I pull out a makeup remover cloth and wipe my face clean, then get into the steaming shower. I wash my hair first and then my face. Next, I rinse and put my conditioner in. I grab my poof and squirt body wash onto it and wash my body. While I’m washing, it occurs to me that before today, I haven’t showered here since Tuesday morning. I’ve been spending all of my time over at Hunter’s house. I completely put my life on hold to be with him. That can’t be healthy. That’s not the type of woman I want to be. I was ready to give him my virginity, and I’m not even on birth control yet. Would he have brought the condoms? Does he already have them? Has he been tested? He said he hasn’t been with anyone since high school, but can I believe that? He’s a man. Who really goes that long without having sex? I shake my head and rinse off. I’m driving myself crazy with all of these what-ifs.
When I get out of the shower, I’m more pissed and confused than before. I dry off and brush out my hair. I pull on a big t-shirt, and some panties then crawl into bed.

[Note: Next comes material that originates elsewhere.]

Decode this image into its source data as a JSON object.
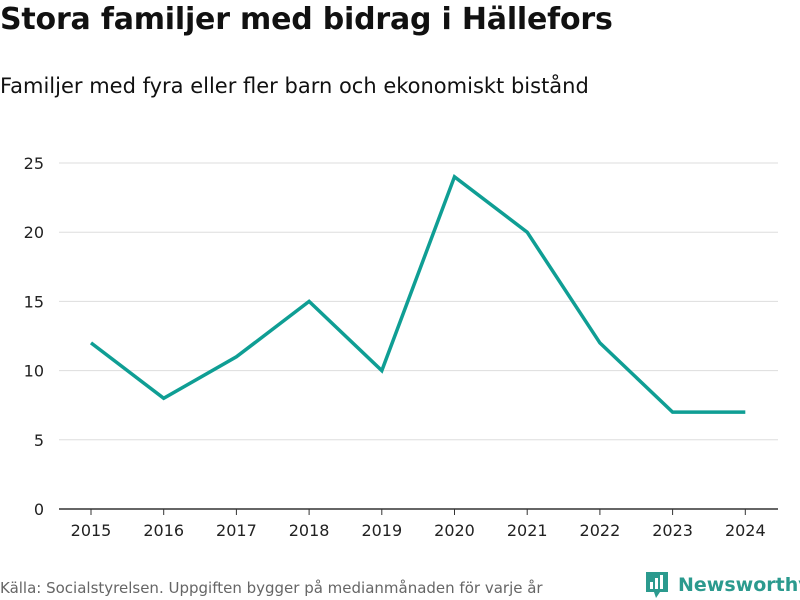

My phone is on my nightstand, and I make sure to plug it in before I check to see if I have any missed calls or messages. I don’t. So, I start scrolling through Facebook. I usually do this before bed but haven’t been the past few nights since I’ve been with Hunter. It’s been four days, and I feel like I’ve missed so much.
Ramsey has posted a couple pictures of Hunter and I together tonight. We look so happy. Hunter is staring down at me, and I can tell how much he cares. How did I miss it while in the moment? While I’m scrolling through Ramsey’s pictures, I catch some of Hunter and me from the other night at Beach Bums when we ran into each other for the first time. How did I not see these before? I roll my eyes, knowing exactly how Ramsey is notorious for not tagging people in pics. A yawn escapes, and I know it’s time to put down the phone. I put it on silent and roll over to go to sleep. I wonder about Hunter and what he’s doing right now. Did he go home after he dropped me off? Or is he out at Beach Bums with Ramsey and Julia, like she offered as we were leaving? She’s such a twat waffle.
I wish I were with Hunter, lying in his arms, falling asleep.